Monday, October 14, 2013

Shutdown that Debt Ceiling!

Dear Readers,
It's been over a month since I wrote a post -- what a crazy month! I've had several job interviews, so I've been crazy busy preparing for those, and I'm making great strides on the creative writing project I'm working on. That being said, what a crazy time in the markets this past month! Actually, I should state that more accurately: what a crazy time in the government this past month!

The U.S. government officially shut down on Tuesday, October 1 since Congress and the White House couldn't come to an impasse on funding Obamacare (which has already been made a law and been defended by the Supreme Court). This means that a lot of services are not available, national parks are closed, and, most unfortunately, some people are not getting the public assistance they rely on.
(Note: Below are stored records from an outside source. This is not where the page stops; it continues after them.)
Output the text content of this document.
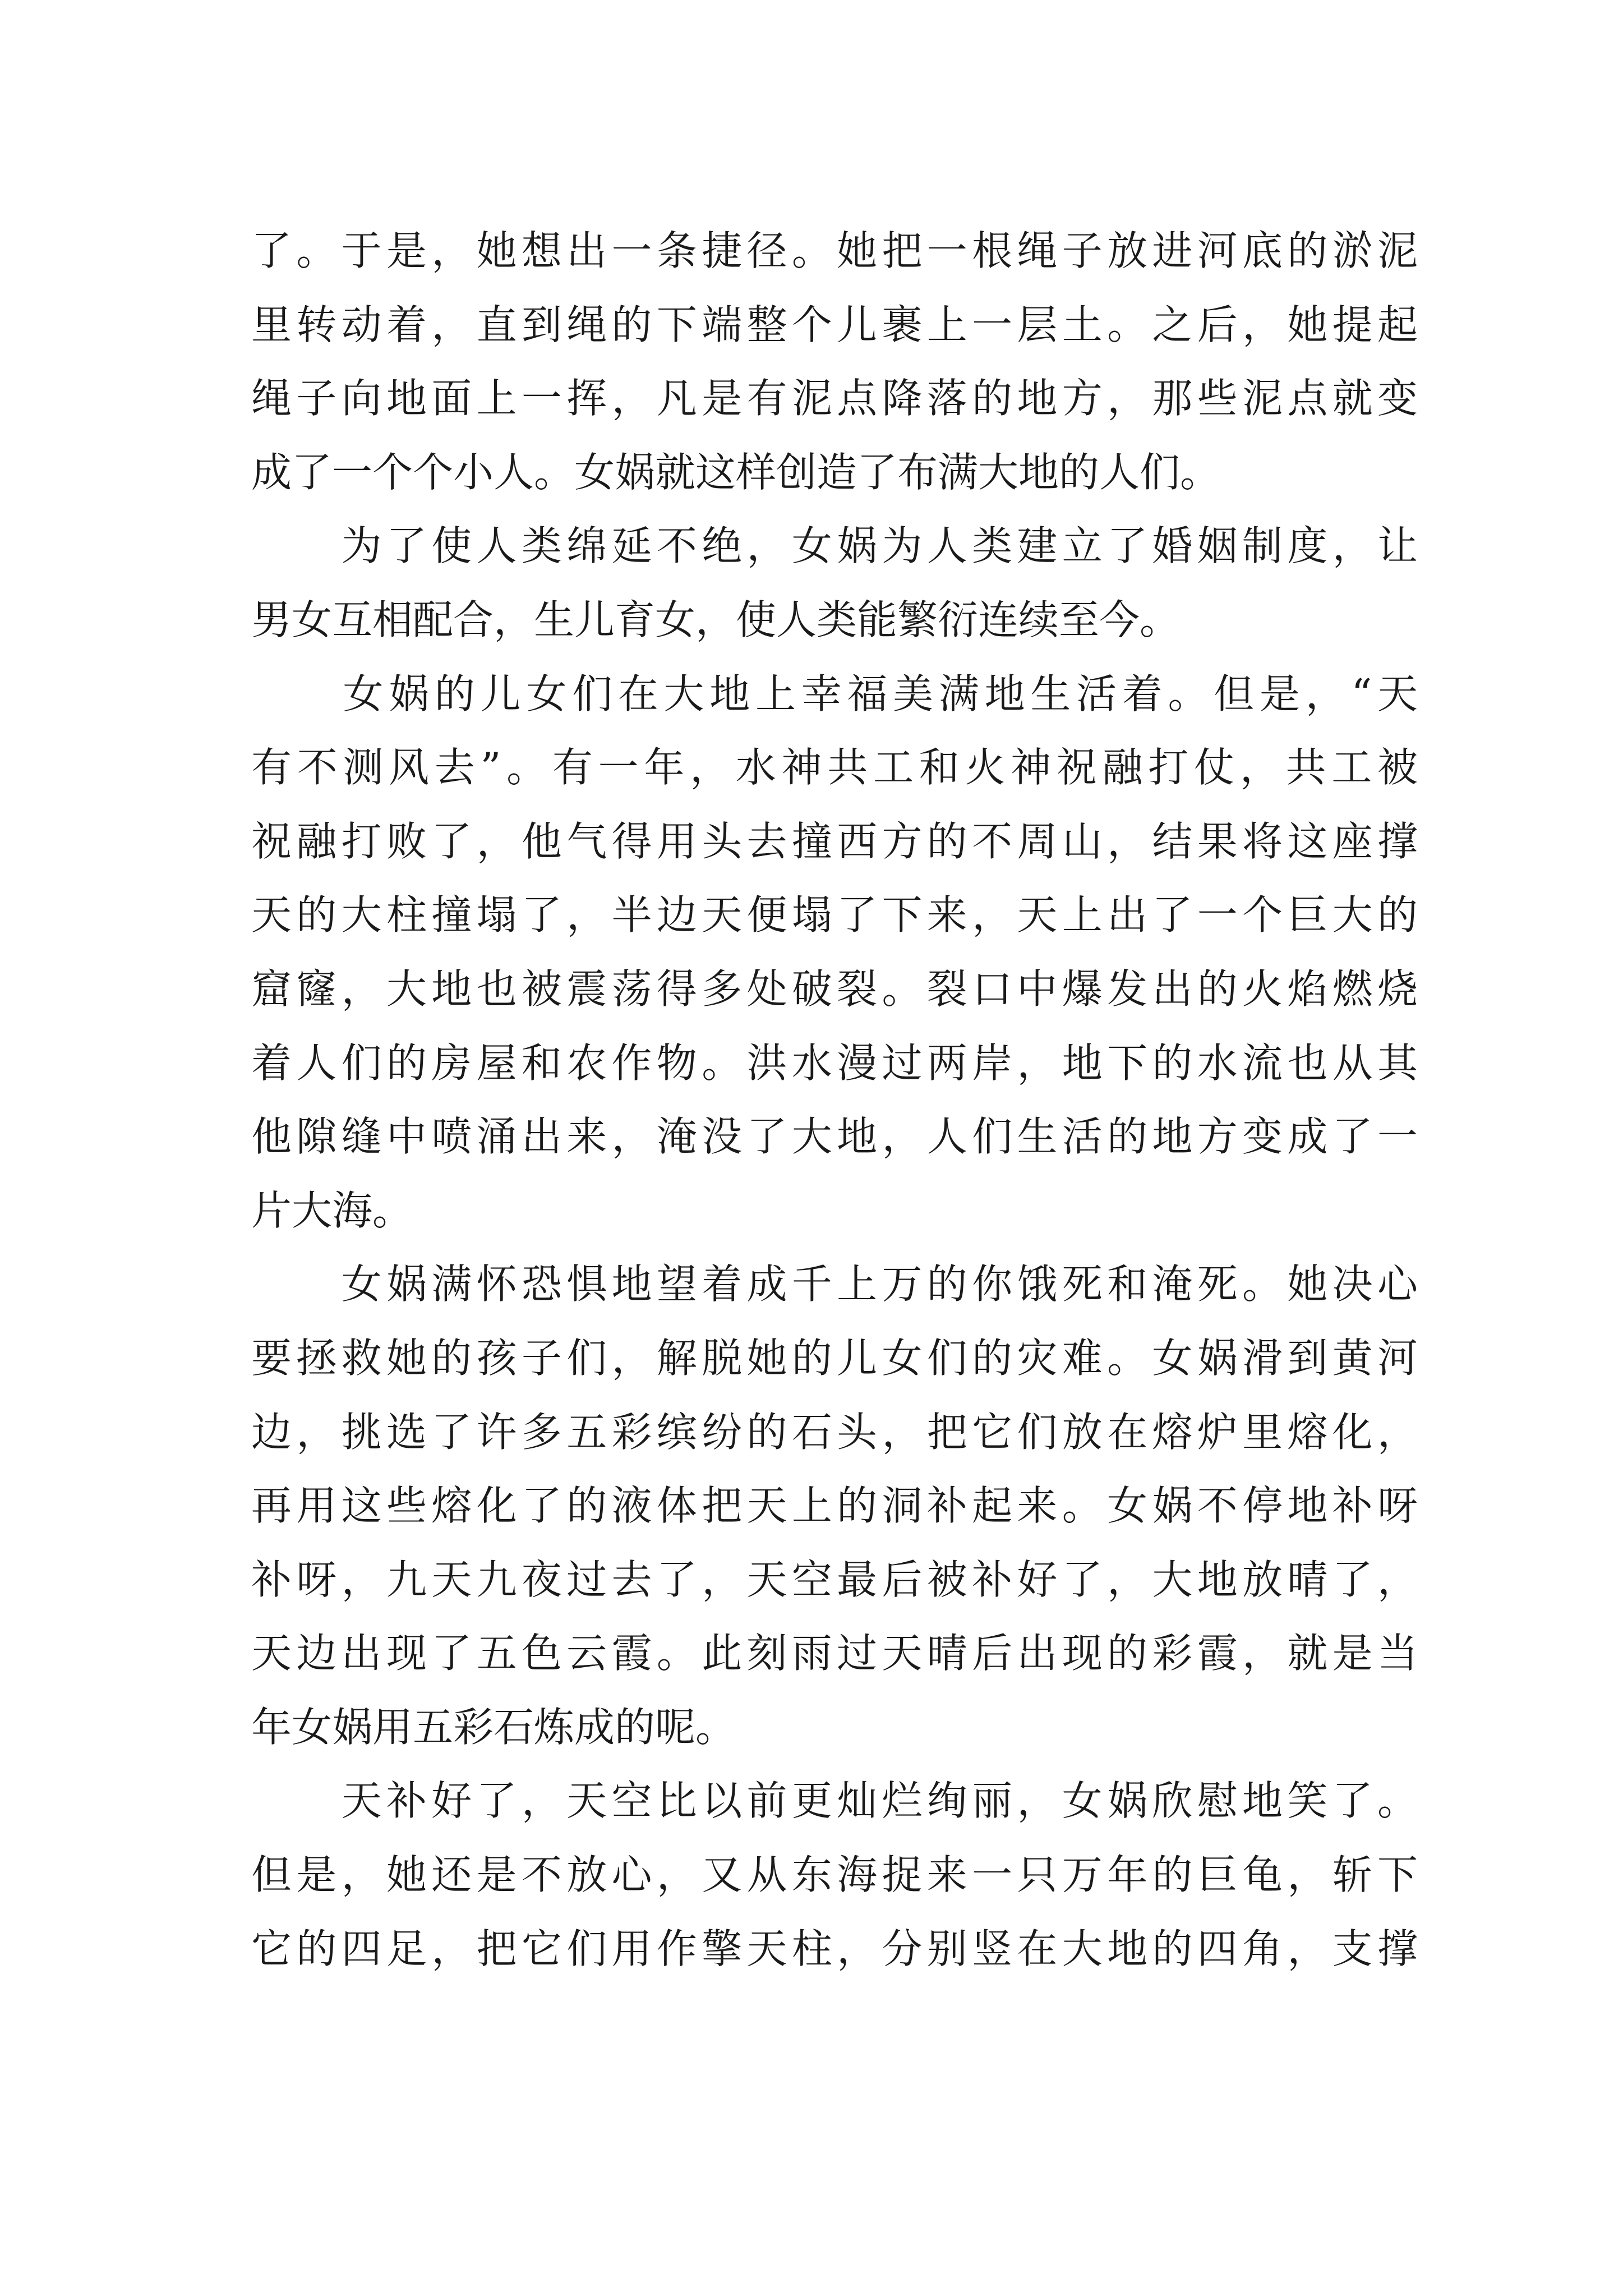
了。于是，她想出一条捷径。她把一根绳子放进河底的淤泥
里转动着，直到绳的下端整个儿裹上一层土。之后，她提起
绳子向地面上一挥，凡是有泥点降落的地方，那些泥点就变
成了一个个小人。女娲就这样创造了布满大地的人们。
　　为了使人类绵延不绝，女娲为人类建立了婚姻制度，让
男女互相配合，生儿育女，使人类能繁衍连续至今。
　　女娲的儿女们在大地上幸福美满地生活着。但是，“天
有不测风去”。有一年，水神共工和火神祝融打仗，共工被
祝融打败了，他气得用头去撞西方的不周山，结果将这座撑
天的大柱撞塌了，半边天便塌了下来，天上出了一个巨大的
窟窿，大地也被震荡得多处破裂。裂口中爆发出的火焰燃烧
着人们的房屋和农作物。洪水漫过两岸，地下的水流也从其
他隙缝中喷涌出来，淹没了大地，人们生活的地方变成了一
片大海。
　　女娲满怀恐惧地望着成千上万的你饿死和淹死。她决心
要拯救她的孩子们，解脱她的儿女们的灾难。女娲滑到黄河
边，挑选了许多五彩缤纷的石头，把它们放在熔炉里熔化，
再用这些熔化了的液体把天上的洞补起来。女娲不停地补呀
补呀，九天九夜过去了，天空最后被补好了，大地放晴了，
天边出现了五色云霞。此刻雨过天晴后出现的彩霞，就是当
年女娲用五彩石炼成的呢。
　　天补好了，天空比以前更灿烂绚丽，女娲欣慰地笑了。
但是，她还是不放心，又从东海捉来一只万年的巨龟，斩下
它的四足，把它们用作擎天柱，分别竖在大地的四角，支撑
The shutdown is a big deal, but the market didn't really react to it, implying that investors don't really think it's a big deal. Consensus seems to be that it's about the egos of the leaders of the Republican party, primarily. I agree with that on one hand; however, the country is not run by Republicans alone, so Democrats are not innocent in this debacle. But, politically, the fallout appears to have wounded the reputation Republicans much more -- it's approval rating is at just 28%, the lowest in the history of Gallup polling (which, to be honest, isn't all that long; they've only been polling this for 21 years). This could certainly favor Democrats in the next round of elections, but that's over a year away. It could have the most positive impact on the Democratic presidential candidate. Favorable buzz is already beginning to swarm around Hilary Rodham Clinton for her possible run in 2016.

But back to the markets. As I said, the markets didn't even flinch at the shutdown. BUT it freaked out at the possibility of the U.S. hitting the debt ceiling and defaulting on its obligations. Default means that interest rates will rise rapidly because, suddenly, the U.S. has become riskier and investors demand to be compensated for risk.

The rest of the world is on edge about how the U.S. will resolve this issue because U.S. Treasury rates effect so many other rates around the world, and many holders of Treasuries live outside of the U.S. Actually, the Chinese government is the largest U.S. creditor, holding $1.3 trillion of Treasuries. As a result, officials in Beijing have stressed, like a mother of arguing siblings, that the U.S. had better figure itself out sooner rather than later.

Congress and the White House have only 3 days, until October 17, to come to a consensus. Needless to say, political agendas should not put the world markets in jeopardy. Now, the world waits to see who will be the bigger person in government.